Korlipara K
Pike View Medical Centre, Bolton, Lancs, UK.
Int J Clin Pract. 2002 Jun;56(5):379-87.
Cardiovascular disease (CVD) remains a major cause of death in industrialised societies, and elevated serum lipids are a significant, highly prevalent and undertreated risk factor for this condition. The 3-hydroxy-3-methylglutaryl-coenzyme A (HMG-CoA) reductase inhibitors (statins) have revolutionised the treatment of hyperlipidaemia, and results from large-scale, long-term clinical trials have shown that the substantial reductions in low-density lipoprotein cholesterol (LDL-C) achieved with these drugs are associated with dramatic decreases in cardiovascular risk. Results from recent comparative clinical trials that have included a new drug in this class, rosuvastatin (Crestor), have demonstrated that it is significantly superior to atorvastatin, pravastatin and simvastatin in reducing total cholesterol, LDL-C and apolipoprotein B (Apo B). It is also significantly more effective than atorvastatin in increasing high-density lipoprotein cholesterol (HDL-C) and apolipoprotein A-I (Apo A-I). Rosuvastatin was also superior to all these agents in helping patients meet European Atherosclerosis Society (EAS) and National Cholesterol Education Programme (NCEP) goals for LDL-C. The results of an increasing number of studies indicate that statins have a wide range of pleiotropic properties that almost certainly contribute to their ability to decrease cardiovascular risk and may also make them valuable for treatment of other diseases. These actions include plaque stabilisation, improvement of endothelial function, inhibition of smooth muscle cell proliferation and migration, reduction of expression of adhesion molecules, prevention of cholesterol esterification and accumulation, reduction of secretion of matrix metalloproteinases by macrophages, reduction of platelet activity, reduction of formation of thrombogenic factors, chemoprotection and induction of bone morphogenic protein-2 (BMP-2). Further exploration of these actions will provide key information about class effects and properties of specific members of this highly useful group of drugs.

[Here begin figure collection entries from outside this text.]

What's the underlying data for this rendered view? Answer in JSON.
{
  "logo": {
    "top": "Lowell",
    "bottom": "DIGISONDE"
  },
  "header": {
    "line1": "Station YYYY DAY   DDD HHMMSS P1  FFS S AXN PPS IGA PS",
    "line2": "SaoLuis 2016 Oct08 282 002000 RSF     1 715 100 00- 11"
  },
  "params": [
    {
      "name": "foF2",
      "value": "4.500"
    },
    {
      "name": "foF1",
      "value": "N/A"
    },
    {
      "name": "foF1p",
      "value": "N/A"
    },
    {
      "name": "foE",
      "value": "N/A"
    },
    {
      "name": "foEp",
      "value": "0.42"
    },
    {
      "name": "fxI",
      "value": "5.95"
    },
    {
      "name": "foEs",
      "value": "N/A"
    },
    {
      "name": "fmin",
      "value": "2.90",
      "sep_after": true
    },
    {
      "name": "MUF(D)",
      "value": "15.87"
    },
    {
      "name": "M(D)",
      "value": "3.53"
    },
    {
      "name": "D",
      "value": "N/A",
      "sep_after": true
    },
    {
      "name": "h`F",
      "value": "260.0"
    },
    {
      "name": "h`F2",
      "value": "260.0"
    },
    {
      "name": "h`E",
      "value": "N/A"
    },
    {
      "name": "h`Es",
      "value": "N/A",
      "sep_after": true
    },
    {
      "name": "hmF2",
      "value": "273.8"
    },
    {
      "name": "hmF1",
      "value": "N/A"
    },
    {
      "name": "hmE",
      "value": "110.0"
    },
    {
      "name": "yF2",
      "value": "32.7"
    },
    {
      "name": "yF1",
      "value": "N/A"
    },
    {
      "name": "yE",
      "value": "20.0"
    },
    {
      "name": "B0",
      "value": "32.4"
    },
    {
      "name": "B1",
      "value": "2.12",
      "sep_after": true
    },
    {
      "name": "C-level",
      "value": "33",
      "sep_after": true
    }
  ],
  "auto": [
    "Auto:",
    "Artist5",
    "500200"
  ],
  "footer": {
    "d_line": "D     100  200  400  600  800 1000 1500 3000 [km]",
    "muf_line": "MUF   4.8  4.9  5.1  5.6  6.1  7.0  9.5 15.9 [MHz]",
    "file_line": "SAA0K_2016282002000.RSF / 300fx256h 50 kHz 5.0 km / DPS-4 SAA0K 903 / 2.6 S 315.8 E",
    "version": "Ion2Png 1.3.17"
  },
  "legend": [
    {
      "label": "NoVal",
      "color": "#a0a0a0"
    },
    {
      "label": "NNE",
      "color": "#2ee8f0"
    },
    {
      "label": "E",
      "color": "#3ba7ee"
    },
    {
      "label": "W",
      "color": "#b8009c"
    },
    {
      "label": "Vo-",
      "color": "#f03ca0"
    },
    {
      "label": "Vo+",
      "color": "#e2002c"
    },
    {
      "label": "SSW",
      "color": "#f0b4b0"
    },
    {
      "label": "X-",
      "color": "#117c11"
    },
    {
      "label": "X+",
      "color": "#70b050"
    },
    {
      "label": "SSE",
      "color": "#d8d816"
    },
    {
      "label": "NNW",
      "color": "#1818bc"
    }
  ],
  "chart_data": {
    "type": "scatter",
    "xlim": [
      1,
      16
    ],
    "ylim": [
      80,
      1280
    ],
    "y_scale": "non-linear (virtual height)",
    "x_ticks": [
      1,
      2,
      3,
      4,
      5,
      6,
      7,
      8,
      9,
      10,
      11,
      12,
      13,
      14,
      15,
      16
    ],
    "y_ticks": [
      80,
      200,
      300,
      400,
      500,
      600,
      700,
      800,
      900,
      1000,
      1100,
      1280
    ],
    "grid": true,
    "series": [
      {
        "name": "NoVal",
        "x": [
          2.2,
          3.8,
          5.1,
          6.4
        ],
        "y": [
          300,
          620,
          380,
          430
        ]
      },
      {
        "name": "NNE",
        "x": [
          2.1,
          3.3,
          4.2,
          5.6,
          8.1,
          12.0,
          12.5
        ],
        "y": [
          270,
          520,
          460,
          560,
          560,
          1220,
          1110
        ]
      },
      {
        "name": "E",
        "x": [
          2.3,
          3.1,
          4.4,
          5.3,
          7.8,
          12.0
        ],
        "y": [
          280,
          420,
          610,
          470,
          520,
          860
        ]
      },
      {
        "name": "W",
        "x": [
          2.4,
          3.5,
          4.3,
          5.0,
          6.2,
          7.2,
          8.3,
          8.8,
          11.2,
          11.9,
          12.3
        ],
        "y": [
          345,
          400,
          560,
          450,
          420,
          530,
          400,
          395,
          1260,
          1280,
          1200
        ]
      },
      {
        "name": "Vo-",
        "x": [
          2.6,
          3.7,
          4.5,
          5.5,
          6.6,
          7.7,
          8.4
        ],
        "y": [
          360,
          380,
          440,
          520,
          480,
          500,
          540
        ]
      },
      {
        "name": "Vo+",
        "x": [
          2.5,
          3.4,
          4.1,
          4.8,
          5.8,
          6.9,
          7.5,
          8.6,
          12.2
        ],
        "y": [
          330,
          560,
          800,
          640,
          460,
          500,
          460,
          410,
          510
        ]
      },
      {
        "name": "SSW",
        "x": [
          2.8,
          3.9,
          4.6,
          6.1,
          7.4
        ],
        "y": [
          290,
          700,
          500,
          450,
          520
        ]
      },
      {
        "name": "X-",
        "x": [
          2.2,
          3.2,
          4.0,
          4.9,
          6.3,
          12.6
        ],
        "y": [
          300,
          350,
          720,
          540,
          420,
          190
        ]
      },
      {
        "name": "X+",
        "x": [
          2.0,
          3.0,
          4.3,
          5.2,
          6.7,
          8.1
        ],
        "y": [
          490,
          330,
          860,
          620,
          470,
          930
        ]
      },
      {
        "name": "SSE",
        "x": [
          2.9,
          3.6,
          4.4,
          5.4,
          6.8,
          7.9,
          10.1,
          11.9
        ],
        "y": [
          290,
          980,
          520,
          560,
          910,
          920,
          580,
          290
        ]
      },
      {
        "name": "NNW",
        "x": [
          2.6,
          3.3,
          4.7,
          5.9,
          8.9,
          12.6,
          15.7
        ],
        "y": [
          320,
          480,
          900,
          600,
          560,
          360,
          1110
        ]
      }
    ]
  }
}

心血管疾病(CVD)仍然是工业化社会中的主要死因,而血清脂质升高是导致这种疾病的一个重要、普遍存在且治疗不足的风险因素。3-羟基-3-甲基戊二酰辅酶A(HMG-CoA)还原酶抑制剂(他汀类药物)彻底改变了高脂血症的治疗方式,大规模长期临床试验结果表明,这些药物使低密度脂蛋白胆固醇(LDL-C)大幅降低,与心血管风险的显著降低相关。最近纳入该类新药瑞舒伐他汀(可定)的比较临床试验结果表明,在降低总胆固醇、LDL-C和载脂蛋白B(Apo B)方面,它显著优于阿托伐他汀、普伐他汀和辛伐他汀。在升高高密度脂蛋白胆固醇(HDL-C)和载脂蛋白A-I(Apo A-I)方面,它也比阿托伐他汀显著更有效。在帮助患者达到欧洲动脉粥样硬化学会(EAS)和美国国家胆固醇教育计划(NCEP)的LDL-C目标方面,瑞舒伐他汀也优于所有这些药物。越来越多的研究结果表明,他汀类药物具有广泛的多效性特性,几乎可以肯定这有助于它们降低心血管风险的能力,也可能使它们在治疗其他疾病方面具有价值。这些作用包括斑块稳定、改善内皮功能、抑制平滑肌细胞增殖和迁移、减少黏附分子表达、防止胆固醇酯化和蓄积、减少巨噬细胞分泌基质金属蛋白酶、降低血小板活性、减少血栓形成因子的形成、化学保护以及诱导骨形态发生蛋白-2(BMP-2)。对这些作用的进一步探索将提供有关这一非常有用的药物组的类效应和特定成员特性的关键信息。